6 septembre 2020
L’anarchisme comme culture familiale
Dossier « Des composantes existentielles de l’engagement libertaire »
Par Guillaume de Gracia1
« Heureusement que les gens se méfient de l’engagement »
Miguel Benasayag
En partant de Viggo Mortensen…
Dans Captain Fantastic, un film de Matt Ross datant de 2016, Viggo Mortensen joue le rôle de Ben Cash, l’homme d’un couple d’anarchistes installés dans les bois de l’État de Washington, qui continue à s’occuper de ses enfants alors que sa femme, Leslie, est sur le point de mourir.
On ne verra jamais cette jeune femme dont on apprend très rapidement qu’elle s’est suicidée suite à des troubles bipolaires mais, tout le début du film est consacré au type d’éducation apporté par le couple à leurs enfants – dont il et elle ont d’ailleurs inventé les prénoms – en vrac : chasse, pêche, potager, activité physique quotidienne, absence de nouvelles technologies, sollicitation intellectuelle quasi-permanente, absence de tabous, discussions libres, lectures diverses ou, plus anecdotique, la célébration de la date anniversaire de Noam Chomsky en lieu et place de Noël…
Étonnamment, les pages Wikipédia en français, espagnol, catalan, italien, portugais2, ne qualifient pas le couple « d’anarchiste ». Pas plus que les 32 critiques de presse qui accompagnent le dossier du site AlloCiné3. Même le « méchant » Eric Neuhoff du Figaro et du Masque et la plume, s’il n’a pas vraiment apprécié le film, ne semble pas trouver nécessaire de le marquer de ce stigmate. Viggo Mortensen l’a d’ailleurs mieux compris que quiconque : au site du Point, il avance que ce film n’est pas « de gauche »4. Et effectivement, pour qui se place du côté du renoncement systématique et de la trahison made in Deuxième Internationale, ce film n’est pas « de gauche ». Il est bien plus radical que cela.
Les seuls d’ailleurs à taxer le couple de protagonistes de Captain Fantastic de « former left-wing anarchist activists disillusioned with capitalism and American life (…) » sont les rédacteurs anglophones de la page Wikipedia consacrée à ce film5.
Légère impression qu’une éducation ne peut pas être « anarchiste ».

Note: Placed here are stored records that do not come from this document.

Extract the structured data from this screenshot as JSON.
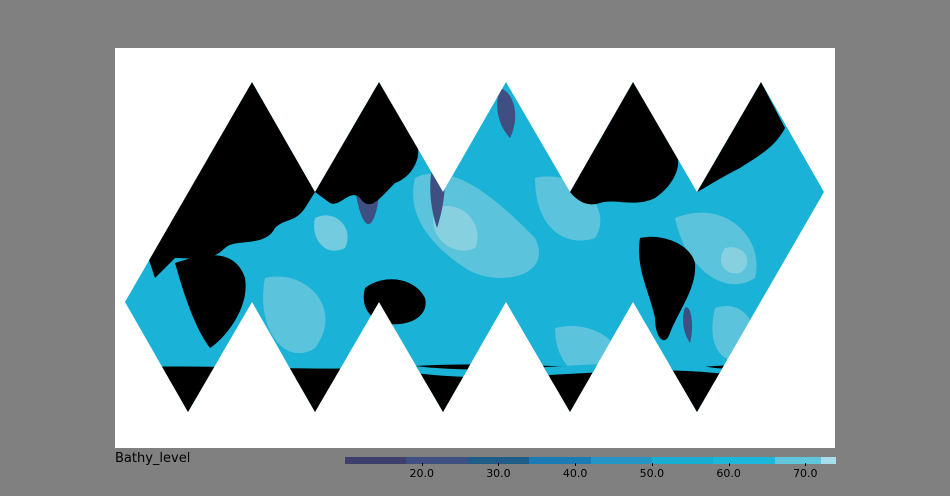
{
  "map": {
    "projection": "icosahedral-unfolded",
    "land_color": "#000000",
    "ocean_base_color": "#1ab2d6"
  },
  "legend": {
    "title": "Bathy_level",
    "colorbar": {
      "range": [
        10,
        74
      ],
      "segments": [
        {
          "from": 10,
          "to": 18,
          "color": "#3f3f6e"
        },
        {
          "from": 18,
          "to": 26,
          "color": "#404f82"
        },
        {
          "from": 26,
          "to": 34,
          "color": "#1f5d88"
        },
        {
          "from": 34,
          "to": 42,
          "color": "#1a7cb4"
        },
        {
          "from": 42,
          "to": 50,
          "color": "#2496c6"
        },
        {
          "from": 50,
          "to": 58,
          "color": "#17aed2"
        },
        {
          "from": 58,
          "to": 66,
          "color": "#1bb7da"
        },
        {
          "from": 66,
          "to": 72,
          "color": "#5fc6de"
        },
        {
          "from": 72,
          "to": 74,
          "color": "#a9dde9"
        }
      ],
      "ticks": [
        {
          "value": 20,
          "label": "20.0"
        },
        {
          "value": 30,
          "label": "30.0"
        },
        {
          "value": 40,
          "label": "40.0"
        },
        {
          "value": 50,
          "label": "50.0"
        },
        {
          "value": 60,
          "label": "60.0"
        },
        {
          "value": 70,
          "label": "70.0"
        }
      ]
    }
  }
}
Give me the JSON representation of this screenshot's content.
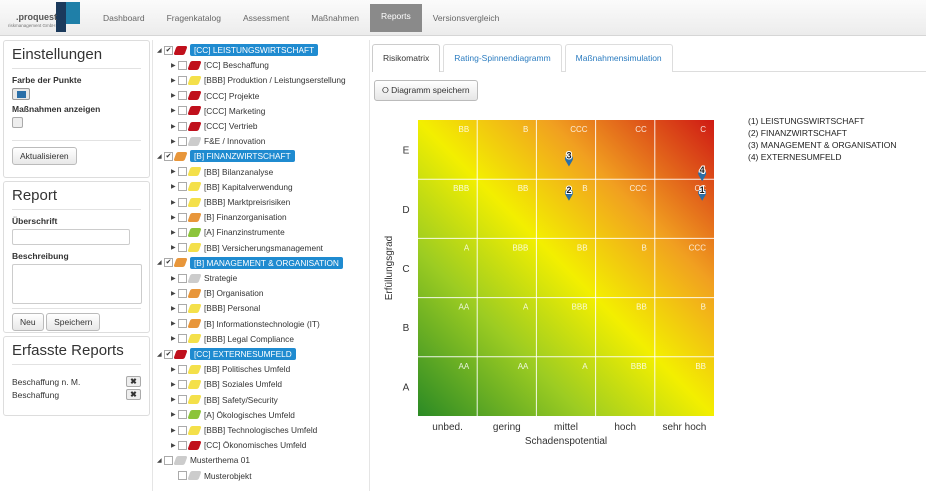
{
  "brand": {
    "name": ".proquest",
    "sub": "riskmanagement GmbH"
  },
  "nav": {
    "items": [
      "Dashboard",
      "Fragenkatalog",
      "Assessment",
      "Maßnahmen",
      "Reports",
      "Versionsvergleich"
    ],
    "active": 4
  },
  "settings": {
    "title": "Einstellungen",
    "color_label": "Farbe der Punkte",
    "color_value": "#2a6fa8",
    "measures_label": "Maßnahmen anzeigen",
    "update_button": "Aktualisieren"
  },
  "report": {
    "title": "Report",
    "heading_label": "Überschrift",
    "heading_value": "",
    "desc_label": "Beschreibung",
    "desc_value": "",
    "new_button": "Neu",
    "save_button": "Speichern"
  },
  "saved": {
    "title": "Erfasste Reports",
    "items": [
      "Beschaffung n. M.",
      "Beschaffung"
    ],
    "delete_icon": "x-icon"
  },
  "tree": [
    {
      "label": "[CC] LEISTUNGSWIRTSCHAFT",
      "level": 0,
      "color": "red",
      "checked": true,
      "hl": true
    },
    {
      "label": "[CC] Beschaffung",
      "level": 1,
      "color": "red"
    },
    {
      "label": "[BBB] Produktion / Leistungserstellung",
      "level": 1,
      "color": "yel"
    },
    {
      "label": "[CCC] Projekte",
      "level": 1,
      "color": "red"
    },
    {
      "label": "[CCC] Marketing",
      "level": 1,
      "color": "red"
    },
    {
      "label": "[CCC] Vertrieb",
      "level": 1,
      "color": "red"
    },
    {
      "label": "F&E / Innovation",
      "level": 1,
      "color": "gry"
    },
    {
      "label": "[B] FINANZWIRTSCHAFT",
      "level": 0,
      "color": "ora",
      "checked": true,
      "hl": true
    },
    {
      "label": "[BB] Bilanzanalyse",
      "level": 1,
      "color": "yel"
    },
    {
      "label": "[BB] Kapitalverwendung",
      "level": 1,
      "color": "yel"
    },
    {
      "label": "[BBB] Marktpreisrisiken",
      "level": 1,
      "color": "yel"
    },
    {
      "label": "[B] Finanzorganisation",
      "level": 1,
      "color": "ora"
    },
    {
      "label": "[A] Finanzinstrumente",
      "level": 1,
      "color": "grn"
    },
    {
      "label": "[BB] Versicherungsmanagement",
      "level": 1,
      "color": "yel"
    },
    {
      "label": "[B] MANAGEMENT & ORGANISATION",
      "level": 0,
      "color": "ora",
      "checked": true,
      "hl": true
    },
    {
      "label": "Strategie",
      "level": 1,
      "color": "gry"
    },
    {
      "label": "[B] Organisation",
      "level": 1,
      "color": "ora"
    },
    {
      "label": "[BBB] Personal",
      "level": 1,
      "color": "yel"
    },
    {
      "label": "[B] Informationstechnologie (IT)",
      "level": 1,
      "color": "ora"
    },
    {
      "label": "[BBB] Legal Compliance",
      "level": 1,
      "color": "yel"
    },
    {
      "label": "[CC] EXTERNESUMFELD",
      "level": 0,
      "color": "red",
      "checked": true,
      "hl": true
    },
    {
      "label": "[BB] Politisches Umfeld",
      "level": 1,
      "color": "yel"
    },
    {
      "label": "[BB] Soziales Umfeld",
      "level": 1,
      "color": "yel"
    },
    {
      "label": "[BB] Safety/Security",
      "level": 1,
      "color": "yel"
    },
    {
      "label": "[A] Ökologisches Umfeld",
      "level": 1,
      "color": "grn"
    },
    {
      "label": "[BBB] Technologisches Umfeld",
      "level": 1,
      "color": "yel"
    },
    {
      "label": "[CC] Ökonomisches Umfeld",
      "level": 1,
      "color": "red"
    },
    {
      "label": "Musterthema 01",
      "level": 0,
      "color": "gry",
      "checked": false,
      "hl": false
    },
    {
      "label": "Musterobjekt",
      "level": 1,
      "color": "gry",
      "leaf": true
    }
  ],
  "tabs": [
    "Risikomatrix",
    "Rating-Spinnendiagramm",
    "Maßnahmensimulation"
  ],
  "active_tab": 0,
  "save_diagram_button": "Diagramm speichern",
  "chart_data": {
    "type": "scatter",
    "xlabel": "Schadenspotential",
    "ylabel": "Erfüllungsgrad",
    "x_categories": [
      "unbed.",
      "gering",
      "mittel",
      "hoch",
      "sehr hoch"
    ],
    "y_categories": [
      "A",
      "B",
      "C",
      "D",
      "E"
    ],
    "cell_ratings": [
      [
        "AA",
        "AA",
        "A",
        "BBB",
        "BB"
      ],
      [
        "AA",
        "A",
        "BBB",
        "BB",
        "B"
      ],
      [
        "A",
        "BBB",
        "BB",
        "B",
        "CCC"
      ],
      [
        "BBB",
        "BB",
        "B",
        "CCC",
        "CC"
      ],
      [
        "BB",
        "B",
        "CCC",
        "CC",
        "C"
      ]
    ],
    "points": [
      {
        "label": "1",
        "x": 4.8,
        "y": 3.72
      },
      {
        "label": "2",
        "x": 2.55,
        "y": 3.72
      },
      {
        "label": "3",
        "x": 2.55,
        "y": 4.3
      },
      {
        "label": "4",
        "x": 4.8,
        "y": 4.05
      }
    ],
    "point_color": "#2a6fa8",
    "legend": [
      "(1) LEISTUNGSWIRTSCHAFT",
      "(2) FINANZWIRTSCHAFT",
      "(3) MANAGEMENT & ORGANISATION",
      "(4) EXTERNESUMFELD"
    ]
  }
}
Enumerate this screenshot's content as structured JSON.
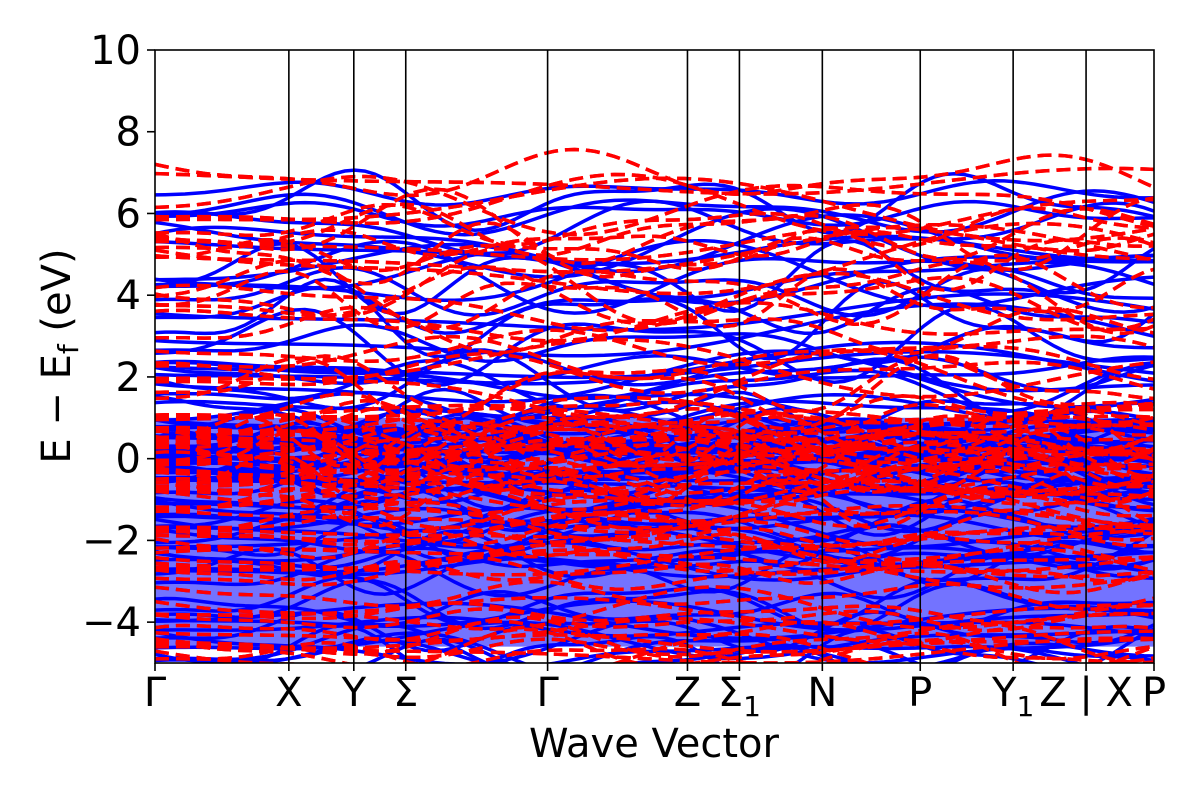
{
  "chart_data": {
    "type": "line",
    "title": "",
    "xlabel": "Wave Vector",
    "ylabel": {
      "main": "E − E",
      "sub": "f",
      "unit": " (eV)"
    },
    "ylim": [
      -5,
      10
    ],
    "yticks": [
      {
        "value": 10,
        "label": "10"
      },
      {
        "value": 8,
        "label": "8"
      },
      {
        "value": 6,
        "label": "6"
      },
      {
        "value": 4,
        "label": "4"
      },
      {
        "value": 2,
        "label": "2"
      },
      {
        "value": 0,
        "label": "0"
      },
      {
        "value": -2,
        "label": "−2"
      },
      {
        "value": -4,
        "label": "−4"
      }
    ],
    "xlim": [
      0,
      1
    ],
    "kpoints": [
      {
        "x": 0.0,
        "label": "Γ",
        "sub": ""
      },
      {
        "x": 0.134,
        "label": "X",
        "sub": ""
      },
      {
        "x": 0.199,
        "label": "Y",
        "sub": ""
      },
      {
        "x": 0.251,
        "label": "Σ",
        "sub": ""
      },
      {
        "x": 0.393,
        "label": "Γ",
        "sub": ""
      },
      {
        "x": 0.533,
        "label": "Z",
        "sub": ""
      },
      {
        "x": 0.585,
        "label": "Σ",
        "sub": "1"
      },
      {
        "x": 0.668,
        "label": "N",
        "sub": ""
      },
      {
        "x": 0.766,
        "label": "P",
        "sub": ""
      },
      {
        "x": 0.859,
        "label": "Y",
        "sub": "1"
      },
      {
        "x": 0.932,
        "label": "Z | X",
        "sub": ""
      },
      {
        "x": 1.0,
        "label": "P",
        "sub": ""
      }
    ],
    "series": [
      {
        "style": "solid",
        "color": "#0000ff"
      },
      {
        "style": "dashed",
        "color": "#ff0000"
      }
    ],
    "grid": false,
    "legend": "none"
  }
}
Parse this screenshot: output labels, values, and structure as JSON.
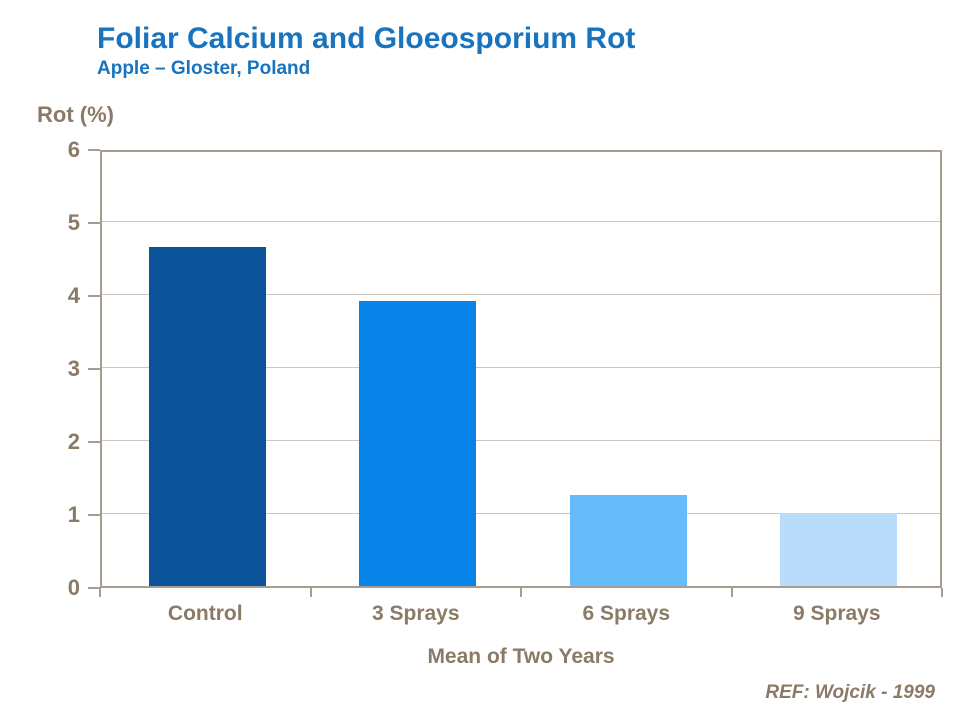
{
  "header": {
    "title": "Foliar Calcium and Gloeosporium Rot",
    "subtitle": "Apple – Gloster,  Poland"
  },
  "chart_data": {
    "type": "bar",
    "title": "Foliar Calcium and Gloeosporium Rot",
    "subtitle": "Apple – Gloster,  Poland",
    "ylabel": "Rot (%)",
    "xlabel": "Mean of Two Years",
    "categories": [
      "Control",
      "3 Sprays",
      "6 Sprays",
      "9 Sprays"
    ],
    "values": [
      4.65,
      3.9,
      1.25,
      1.0
    ],
    "ylim": [
      0,
      6
    ],
    "yticks": [
      0,
      1,
      2,
      3,
      4,
      5,
      6
    ],
    "grid": true,
    "legend": "none",
    "bar_colors": [
      "#0B5499",
      "#0884E9",
      "#66BBFB",
      "#B9DCFB"
    ]
  },
  "footer": {
    "reference": "REF: Wojcik - 1999"
  },
  "colors": {
    "title_blue": "#1874BE",
    "axis_text": "#8A7A66",
    "frame": "#A69C90",
    "gridline": "#CDC6BD"
  }
}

Précision : je ne parle pas ici de pédagogie libertaire. Les noms connus de Paul Robin, Francisco Ferrer Guardia, Célestin Freinet, James Guillaume, Sébastien Faure, ou même Louise Michel ; les écoles libertaires de Hambourg ; les libres enfants de Summerhill ; le Lycée autogéré de Paris (LAP) ou de St-Nazaire ; les propositions des organisations syndicales que sont la CNT et SUD en la matière… concernent des propositions quasi-systémiques6. Dans le cas de Ferrer Guardia, on atteint même le nombre de plusieurs dizaines d’écoles rationalistes au tournant du siècle7. L’Institut coopératif de l’école moderne compte des groupes dans 71 départements français, est présent au Maroc, en Suisse, en Belgique…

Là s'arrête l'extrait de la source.